New Zealand chef-de-mission for 2010 Commonwealth Games Dave Currie on Sunday gave a thumbs-up to the security arrangements for the October 3-14 mega-event in Delhi.
Currie, who visited the CWG venues and Games village during the recent Chef-de-Mission seminar in Delhi, said he was happy after watching the arrangements in venues, including the February 28-March 13 Hockey World Cup.
"I went there pretty grumpy and somewhat cynical, thinking 'you guys are going to have to work hard to convince me' and, by and large, they did," Currie was quoted as saying by New Zealand Herald.
Currie was also happy after seeing the security blanket at the Major Dhyan Chand National Stadium - where the world Cup Hockey took place.

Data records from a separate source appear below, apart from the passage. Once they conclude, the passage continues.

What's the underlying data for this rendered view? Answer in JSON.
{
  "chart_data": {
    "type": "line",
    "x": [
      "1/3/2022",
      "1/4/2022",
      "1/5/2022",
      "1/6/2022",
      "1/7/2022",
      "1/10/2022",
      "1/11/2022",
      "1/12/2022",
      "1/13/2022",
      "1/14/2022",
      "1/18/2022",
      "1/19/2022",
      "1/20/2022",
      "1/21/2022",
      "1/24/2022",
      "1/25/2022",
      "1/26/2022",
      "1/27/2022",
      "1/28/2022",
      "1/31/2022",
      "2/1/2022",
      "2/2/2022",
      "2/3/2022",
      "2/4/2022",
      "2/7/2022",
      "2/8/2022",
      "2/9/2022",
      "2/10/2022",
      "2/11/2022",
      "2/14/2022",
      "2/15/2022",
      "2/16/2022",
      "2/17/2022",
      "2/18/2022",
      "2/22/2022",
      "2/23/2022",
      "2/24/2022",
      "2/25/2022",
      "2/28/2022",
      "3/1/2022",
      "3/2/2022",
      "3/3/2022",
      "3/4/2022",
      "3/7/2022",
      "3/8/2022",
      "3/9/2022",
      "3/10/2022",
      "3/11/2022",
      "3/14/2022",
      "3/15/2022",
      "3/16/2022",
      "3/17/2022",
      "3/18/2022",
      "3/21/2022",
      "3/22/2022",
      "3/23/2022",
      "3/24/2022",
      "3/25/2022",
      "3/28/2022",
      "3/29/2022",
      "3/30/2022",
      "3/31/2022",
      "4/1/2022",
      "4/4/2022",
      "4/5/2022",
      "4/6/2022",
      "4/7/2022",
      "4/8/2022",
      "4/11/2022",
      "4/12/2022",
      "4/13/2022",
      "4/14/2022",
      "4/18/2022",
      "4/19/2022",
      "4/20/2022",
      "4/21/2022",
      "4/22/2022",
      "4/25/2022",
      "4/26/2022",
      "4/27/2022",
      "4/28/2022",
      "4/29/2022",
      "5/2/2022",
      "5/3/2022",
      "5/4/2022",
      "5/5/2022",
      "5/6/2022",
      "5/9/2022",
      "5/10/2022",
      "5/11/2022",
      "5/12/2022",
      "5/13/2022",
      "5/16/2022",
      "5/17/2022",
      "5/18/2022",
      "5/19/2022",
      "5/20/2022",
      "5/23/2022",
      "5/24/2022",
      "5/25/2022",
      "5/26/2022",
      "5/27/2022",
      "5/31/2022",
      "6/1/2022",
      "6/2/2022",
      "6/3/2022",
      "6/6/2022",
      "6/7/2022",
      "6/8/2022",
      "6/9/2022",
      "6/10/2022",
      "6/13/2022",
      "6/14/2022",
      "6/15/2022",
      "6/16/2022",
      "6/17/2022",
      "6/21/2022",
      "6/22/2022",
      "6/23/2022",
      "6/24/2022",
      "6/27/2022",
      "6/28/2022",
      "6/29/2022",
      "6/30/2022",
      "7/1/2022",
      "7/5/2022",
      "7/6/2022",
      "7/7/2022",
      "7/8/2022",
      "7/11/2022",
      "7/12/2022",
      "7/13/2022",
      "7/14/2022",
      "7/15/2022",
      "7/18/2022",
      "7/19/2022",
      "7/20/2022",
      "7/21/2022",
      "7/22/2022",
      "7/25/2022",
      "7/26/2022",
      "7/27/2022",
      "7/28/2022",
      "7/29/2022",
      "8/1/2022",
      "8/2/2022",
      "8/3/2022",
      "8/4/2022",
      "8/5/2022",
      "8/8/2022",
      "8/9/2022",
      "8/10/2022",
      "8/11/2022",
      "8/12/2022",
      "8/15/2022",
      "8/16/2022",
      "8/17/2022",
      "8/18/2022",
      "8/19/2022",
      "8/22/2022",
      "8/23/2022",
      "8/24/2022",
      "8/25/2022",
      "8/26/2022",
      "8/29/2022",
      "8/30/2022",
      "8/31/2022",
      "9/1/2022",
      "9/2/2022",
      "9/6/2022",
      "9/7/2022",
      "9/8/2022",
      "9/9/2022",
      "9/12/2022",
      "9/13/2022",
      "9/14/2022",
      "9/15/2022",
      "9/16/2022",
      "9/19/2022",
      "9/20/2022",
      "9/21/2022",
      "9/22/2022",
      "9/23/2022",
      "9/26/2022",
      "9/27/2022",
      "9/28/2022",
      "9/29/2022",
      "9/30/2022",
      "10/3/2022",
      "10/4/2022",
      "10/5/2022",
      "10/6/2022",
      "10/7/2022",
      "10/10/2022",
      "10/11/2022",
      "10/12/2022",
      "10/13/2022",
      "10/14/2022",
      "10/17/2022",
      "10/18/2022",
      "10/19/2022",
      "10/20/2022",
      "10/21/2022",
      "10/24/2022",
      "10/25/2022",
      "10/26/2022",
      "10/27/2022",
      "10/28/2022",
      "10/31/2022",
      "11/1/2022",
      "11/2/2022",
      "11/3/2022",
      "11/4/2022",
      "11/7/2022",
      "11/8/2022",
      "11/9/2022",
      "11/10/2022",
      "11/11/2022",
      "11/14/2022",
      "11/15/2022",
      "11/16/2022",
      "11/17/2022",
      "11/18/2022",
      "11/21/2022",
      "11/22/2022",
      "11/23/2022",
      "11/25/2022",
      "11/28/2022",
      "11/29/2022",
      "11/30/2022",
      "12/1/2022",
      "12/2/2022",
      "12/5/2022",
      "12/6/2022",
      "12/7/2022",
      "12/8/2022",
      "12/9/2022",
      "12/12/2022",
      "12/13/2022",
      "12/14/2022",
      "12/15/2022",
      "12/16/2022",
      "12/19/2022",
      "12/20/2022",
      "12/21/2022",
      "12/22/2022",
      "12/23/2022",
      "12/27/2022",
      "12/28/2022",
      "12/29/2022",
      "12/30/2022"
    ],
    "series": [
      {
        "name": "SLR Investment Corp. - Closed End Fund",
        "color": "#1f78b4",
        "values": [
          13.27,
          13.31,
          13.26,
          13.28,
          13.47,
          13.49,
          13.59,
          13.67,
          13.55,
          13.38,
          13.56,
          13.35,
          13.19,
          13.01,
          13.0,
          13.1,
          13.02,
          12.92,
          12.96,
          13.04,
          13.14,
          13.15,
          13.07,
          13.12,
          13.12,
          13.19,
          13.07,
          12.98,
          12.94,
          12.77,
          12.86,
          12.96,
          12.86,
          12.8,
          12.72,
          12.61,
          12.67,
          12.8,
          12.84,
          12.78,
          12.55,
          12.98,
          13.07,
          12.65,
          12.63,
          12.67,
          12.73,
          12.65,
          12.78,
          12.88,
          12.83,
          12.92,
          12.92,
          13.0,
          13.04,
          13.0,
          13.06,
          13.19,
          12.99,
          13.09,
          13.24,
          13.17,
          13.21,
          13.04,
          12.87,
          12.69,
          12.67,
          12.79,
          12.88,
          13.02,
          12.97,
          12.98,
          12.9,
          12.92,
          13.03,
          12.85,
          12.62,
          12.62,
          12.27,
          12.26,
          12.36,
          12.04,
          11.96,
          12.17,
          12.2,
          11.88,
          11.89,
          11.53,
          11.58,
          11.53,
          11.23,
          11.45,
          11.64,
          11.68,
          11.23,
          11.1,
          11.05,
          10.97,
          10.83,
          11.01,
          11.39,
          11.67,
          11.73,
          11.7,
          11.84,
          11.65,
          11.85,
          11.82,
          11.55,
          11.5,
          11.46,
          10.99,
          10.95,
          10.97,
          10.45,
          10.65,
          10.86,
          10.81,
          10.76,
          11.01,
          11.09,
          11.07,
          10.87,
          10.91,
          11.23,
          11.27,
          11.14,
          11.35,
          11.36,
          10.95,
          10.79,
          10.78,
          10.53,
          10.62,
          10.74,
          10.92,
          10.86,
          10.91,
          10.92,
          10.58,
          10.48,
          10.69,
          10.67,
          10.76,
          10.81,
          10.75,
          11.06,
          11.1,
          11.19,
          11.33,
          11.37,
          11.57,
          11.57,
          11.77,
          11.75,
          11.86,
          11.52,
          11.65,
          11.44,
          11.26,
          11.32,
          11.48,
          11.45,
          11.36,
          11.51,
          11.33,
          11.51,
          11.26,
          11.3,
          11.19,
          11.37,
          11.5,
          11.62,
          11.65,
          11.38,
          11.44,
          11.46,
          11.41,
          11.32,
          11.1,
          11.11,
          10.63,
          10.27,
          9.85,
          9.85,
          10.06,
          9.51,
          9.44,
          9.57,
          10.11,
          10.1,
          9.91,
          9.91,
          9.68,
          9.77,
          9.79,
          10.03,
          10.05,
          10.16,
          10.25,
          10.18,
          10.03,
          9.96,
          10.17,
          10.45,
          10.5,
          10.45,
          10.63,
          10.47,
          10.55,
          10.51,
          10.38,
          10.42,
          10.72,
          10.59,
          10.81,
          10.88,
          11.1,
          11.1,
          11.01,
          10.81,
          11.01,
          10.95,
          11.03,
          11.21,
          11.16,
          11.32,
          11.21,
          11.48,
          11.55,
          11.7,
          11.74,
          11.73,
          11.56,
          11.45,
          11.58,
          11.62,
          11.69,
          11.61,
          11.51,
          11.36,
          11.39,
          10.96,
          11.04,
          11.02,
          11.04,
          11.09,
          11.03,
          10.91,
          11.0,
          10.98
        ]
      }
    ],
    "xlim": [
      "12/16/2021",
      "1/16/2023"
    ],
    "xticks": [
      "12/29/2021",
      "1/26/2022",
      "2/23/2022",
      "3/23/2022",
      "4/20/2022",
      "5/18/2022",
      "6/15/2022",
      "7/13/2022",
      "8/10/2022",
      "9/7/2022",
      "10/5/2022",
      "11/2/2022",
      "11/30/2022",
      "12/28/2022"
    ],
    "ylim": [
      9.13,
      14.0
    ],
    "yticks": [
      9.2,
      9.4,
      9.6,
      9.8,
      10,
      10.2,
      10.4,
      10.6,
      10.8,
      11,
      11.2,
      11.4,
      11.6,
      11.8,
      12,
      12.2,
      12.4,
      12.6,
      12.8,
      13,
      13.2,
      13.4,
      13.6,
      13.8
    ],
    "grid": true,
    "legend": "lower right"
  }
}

"The World Cup hockey security started a bit scratchily, but after a week it was impressive.
"For example, going to the stadium meant your first stop was about 800 metres away. Mean-looking commando-type dudes were always parading around. There was a higher level of visible security than I've seen anywhere," Currie said.
"And let's face it; the risk of not doing it is enormous when you consider the Cricket World Cup is there early next year," Currie added.
"It's not to say other devices mightn't go off in Delhi and around India because that happens quite often around soft targets. But I am more comforted that they're working hard on it. The level of security for the risk is appropriate now. However, in six months you don't know what might happen," Currie said.
"Bags were checked thoroughly. Transport was manned by security and there were forces in front and behind. Police were also 'parting the Red Sea' at intersections. However, I can't imagine Delhi residents will find it that easy to get around when roads are closed," he added.
Meanwhile, Kiwi coach Shane McLeod and shooting team manager Laurie Gray were also of the opinion that security was under control in the city.
"Waiting in Perth, Australia, was actually the worst part of the trip because of the anticipation. However the security fulfilled expectations and I think the organisers would have learnt a lot because teams like Canada and England could be pretty demanding.
"There was a visible presence. When we left the hotel there wasn't too much screening but when we returned there were plenty of metal detectors. It was always a worry organisers wouldn't live up to their word but at this stage I'd have no hesitation going back," McLeod said.
Gray expressed satisfaction about the way they were treated in the city during the seminar.
"We have issues to deal with every time we travel around the world, due to the paperwork associated with firearms, but the five athletes we took (to the test event) were treated like royalty," Gray said.